I'm reading Guedj and Zeriahi's Degenerate Complex Monge-Ampère Equations Chapter 4 which talks about capacities. Specifically Corollary 4.13 claims that when $X$ is a locally compact Hausdorff $\sigma$-compact (this conditions is not stated in the book but definitely necessary I think) topological space every open subset $A \subseteq X$ is $\mathcal{K}$-analytic, see below for the definitions.
The book claims that any open subset will be $\sigma$-compact but this doesn't seem to be true. There can still be hope that this works though, since $\mathcal{K}$-analytic spaces don't need to be $\sigma$-compact in general.
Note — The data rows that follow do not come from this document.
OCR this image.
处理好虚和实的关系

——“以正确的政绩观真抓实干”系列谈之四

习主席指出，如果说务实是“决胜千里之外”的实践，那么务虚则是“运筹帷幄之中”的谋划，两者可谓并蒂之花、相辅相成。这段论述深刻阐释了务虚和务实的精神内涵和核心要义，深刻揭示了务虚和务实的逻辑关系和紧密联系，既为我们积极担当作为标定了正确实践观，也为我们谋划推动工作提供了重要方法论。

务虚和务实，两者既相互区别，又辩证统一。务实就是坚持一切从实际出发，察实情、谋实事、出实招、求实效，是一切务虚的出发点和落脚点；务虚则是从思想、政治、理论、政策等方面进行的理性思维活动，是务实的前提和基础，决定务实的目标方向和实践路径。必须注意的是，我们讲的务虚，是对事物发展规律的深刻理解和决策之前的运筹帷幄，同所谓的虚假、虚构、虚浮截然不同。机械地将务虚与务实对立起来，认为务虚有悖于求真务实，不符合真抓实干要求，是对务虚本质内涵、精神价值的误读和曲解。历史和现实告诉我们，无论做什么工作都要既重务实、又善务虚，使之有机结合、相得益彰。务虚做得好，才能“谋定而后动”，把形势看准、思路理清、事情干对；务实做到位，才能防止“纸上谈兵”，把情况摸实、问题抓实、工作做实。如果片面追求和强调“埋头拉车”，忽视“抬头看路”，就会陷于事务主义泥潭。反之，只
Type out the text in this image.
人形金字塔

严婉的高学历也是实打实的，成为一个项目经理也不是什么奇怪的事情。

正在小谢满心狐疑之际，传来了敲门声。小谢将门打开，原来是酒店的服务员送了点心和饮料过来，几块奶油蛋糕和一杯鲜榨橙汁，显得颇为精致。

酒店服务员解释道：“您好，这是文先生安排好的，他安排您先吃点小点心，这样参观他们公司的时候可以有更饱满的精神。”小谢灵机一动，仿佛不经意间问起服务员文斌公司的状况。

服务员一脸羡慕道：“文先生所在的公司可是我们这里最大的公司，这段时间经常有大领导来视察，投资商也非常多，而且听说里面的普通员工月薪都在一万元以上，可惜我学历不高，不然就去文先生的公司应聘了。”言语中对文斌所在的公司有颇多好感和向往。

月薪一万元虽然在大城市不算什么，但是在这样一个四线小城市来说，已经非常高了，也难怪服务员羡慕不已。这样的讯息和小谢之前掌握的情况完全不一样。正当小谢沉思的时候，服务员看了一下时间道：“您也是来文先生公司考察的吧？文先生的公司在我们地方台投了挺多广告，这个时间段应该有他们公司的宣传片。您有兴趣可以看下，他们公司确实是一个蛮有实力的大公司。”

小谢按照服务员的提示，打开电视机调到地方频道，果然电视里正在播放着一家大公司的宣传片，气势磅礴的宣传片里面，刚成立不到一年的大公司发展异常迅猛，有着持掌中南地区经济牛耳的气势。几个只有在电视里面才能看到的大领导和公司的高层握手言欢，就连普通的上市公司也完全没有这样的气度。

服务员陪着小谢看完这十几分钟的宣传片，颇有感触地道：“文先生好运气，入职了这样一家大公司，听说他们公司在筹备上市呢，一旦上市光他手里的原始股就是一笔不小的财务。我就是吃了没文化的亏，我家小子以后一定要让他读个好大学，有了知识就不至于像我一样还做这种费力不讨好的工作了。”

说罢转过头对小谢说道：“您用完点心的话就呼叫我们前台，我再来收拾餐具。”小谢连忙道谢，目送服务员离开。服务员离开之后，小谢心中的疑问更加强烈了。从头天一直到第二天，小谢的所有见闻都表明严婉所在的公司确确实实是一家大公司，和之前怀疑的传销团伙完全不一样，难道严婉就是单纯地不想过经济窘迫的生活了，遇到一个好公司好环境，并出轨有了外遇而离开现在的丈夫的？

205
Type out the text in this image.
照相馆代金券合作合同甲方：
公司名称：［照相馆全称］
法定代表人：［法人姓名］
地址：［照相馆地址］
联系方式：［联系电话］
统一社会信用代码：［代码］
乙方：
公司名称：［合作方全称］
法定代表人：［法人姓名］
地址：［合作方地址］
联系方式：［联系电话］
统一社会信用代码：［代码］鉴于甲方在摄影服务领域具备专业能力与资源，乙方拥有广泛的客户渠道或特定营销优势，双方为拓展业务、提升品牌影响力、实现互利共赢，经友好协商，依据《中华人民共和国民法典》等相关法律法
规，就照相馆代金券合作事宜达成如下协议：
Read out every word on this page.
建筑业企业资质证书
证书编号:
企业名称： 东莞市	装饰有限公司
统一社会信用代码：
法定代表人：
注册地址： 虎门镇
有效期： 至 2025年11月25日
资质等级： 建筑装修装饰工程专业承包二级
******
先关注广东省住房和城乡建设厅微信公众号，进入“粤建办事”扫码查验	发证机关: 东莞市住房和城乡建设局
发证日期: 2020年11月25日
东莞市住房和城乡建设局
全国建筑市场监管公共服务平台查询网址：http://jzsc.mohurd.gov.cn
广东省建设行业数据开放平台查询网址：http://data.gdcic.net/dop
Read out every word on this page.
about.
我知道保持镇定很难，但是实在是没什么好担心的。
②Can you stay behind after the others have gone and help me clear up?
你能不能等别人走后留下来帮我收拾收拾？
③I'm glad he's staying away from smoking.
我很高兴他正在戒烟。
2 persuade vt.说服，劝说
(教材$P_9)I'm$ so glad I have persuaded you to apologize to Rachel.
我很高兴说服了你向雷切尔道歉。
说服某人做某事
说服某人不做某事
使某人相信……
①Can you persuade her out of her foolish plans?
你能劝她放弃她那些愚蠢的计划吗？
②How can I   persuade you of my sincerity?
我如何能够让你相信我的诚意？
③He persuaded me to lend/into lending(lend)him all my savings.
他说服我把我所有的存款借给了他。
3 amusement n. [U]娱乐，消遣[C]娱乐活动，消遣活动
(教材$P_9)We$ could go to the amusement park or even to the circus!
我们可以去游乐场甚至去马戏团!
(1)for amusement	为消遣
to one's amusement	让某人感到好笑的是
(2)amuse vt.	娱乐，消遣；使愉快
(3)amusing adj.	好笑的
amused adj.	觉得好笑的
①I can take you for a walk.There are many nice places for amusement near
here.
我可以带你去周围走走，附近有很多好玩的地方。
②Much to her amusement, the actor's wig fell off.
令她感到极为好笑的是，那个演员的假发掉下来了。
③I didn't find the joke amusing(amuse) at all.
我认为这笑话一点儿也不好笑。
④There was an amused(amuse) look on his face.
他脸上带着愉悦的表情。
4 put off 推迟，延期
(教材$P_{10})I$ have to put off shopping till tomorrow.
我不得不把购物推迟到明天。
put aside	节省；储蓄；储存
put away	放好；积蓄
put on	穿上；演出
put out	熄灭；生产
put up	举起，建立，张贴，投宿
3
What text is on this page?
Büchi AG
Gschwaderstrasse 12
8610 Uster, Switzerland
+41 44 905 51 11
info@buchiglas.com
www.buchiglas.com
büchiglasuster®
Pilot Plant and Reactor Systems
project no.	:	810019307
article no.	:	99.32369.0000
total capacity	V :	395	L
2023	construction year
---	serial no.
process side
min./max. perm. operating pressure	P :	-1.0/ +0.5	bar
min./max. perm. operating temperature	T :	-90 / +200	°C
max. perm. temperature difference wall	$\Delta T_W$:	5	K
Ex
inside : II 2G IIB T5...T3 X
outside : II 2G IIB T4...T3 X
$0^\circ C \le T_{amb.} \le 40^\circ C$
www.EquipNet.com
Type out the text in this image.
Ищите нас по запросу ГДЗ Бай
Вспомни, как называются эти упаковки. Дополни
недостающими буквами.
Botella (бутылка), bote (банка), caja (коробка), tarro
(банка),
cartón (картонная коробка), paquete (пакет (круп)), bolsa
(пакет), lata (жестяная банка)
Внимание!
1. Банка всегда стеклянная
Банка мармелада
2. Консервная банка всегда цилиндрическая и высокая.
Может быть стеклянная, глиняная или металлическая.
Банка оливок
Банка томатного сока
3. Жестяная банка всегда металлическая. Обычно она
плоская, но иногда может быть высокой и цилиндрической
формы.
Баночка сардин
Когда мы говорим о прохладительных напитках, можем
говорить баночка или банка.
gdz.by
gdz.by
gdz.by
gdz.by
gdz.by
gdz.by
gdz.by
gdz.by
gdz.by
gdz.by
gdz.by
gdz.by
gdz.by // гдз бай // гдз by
Is the book's claim true?
Definitions:
- A subset $A$ of a topological space $X$ is called $\mathcal{F}_{\sigma\delta}$ if it is a countable intersection of countable unions of closed sets.
- A topological space $X$ is a $\mathcal{K}_{\sigma\delta}$ space if it is homeomorphic to a $\mathcal{F}_{\sigma\delta}$-subset of a compact space $Y$.
- A topological space is $\mathcal{K}$-analytic if there is a $\mathcal{K}_{\sigma\delta}$-space that continuously surjects onto it.
Remark: If you add the extra assumption of $X$ being 2nd-countable (which is a property inherited to open subsets and implies $\sigma$-compactness for LCH spaces) then indeed every open subset is $\sigma$-compact.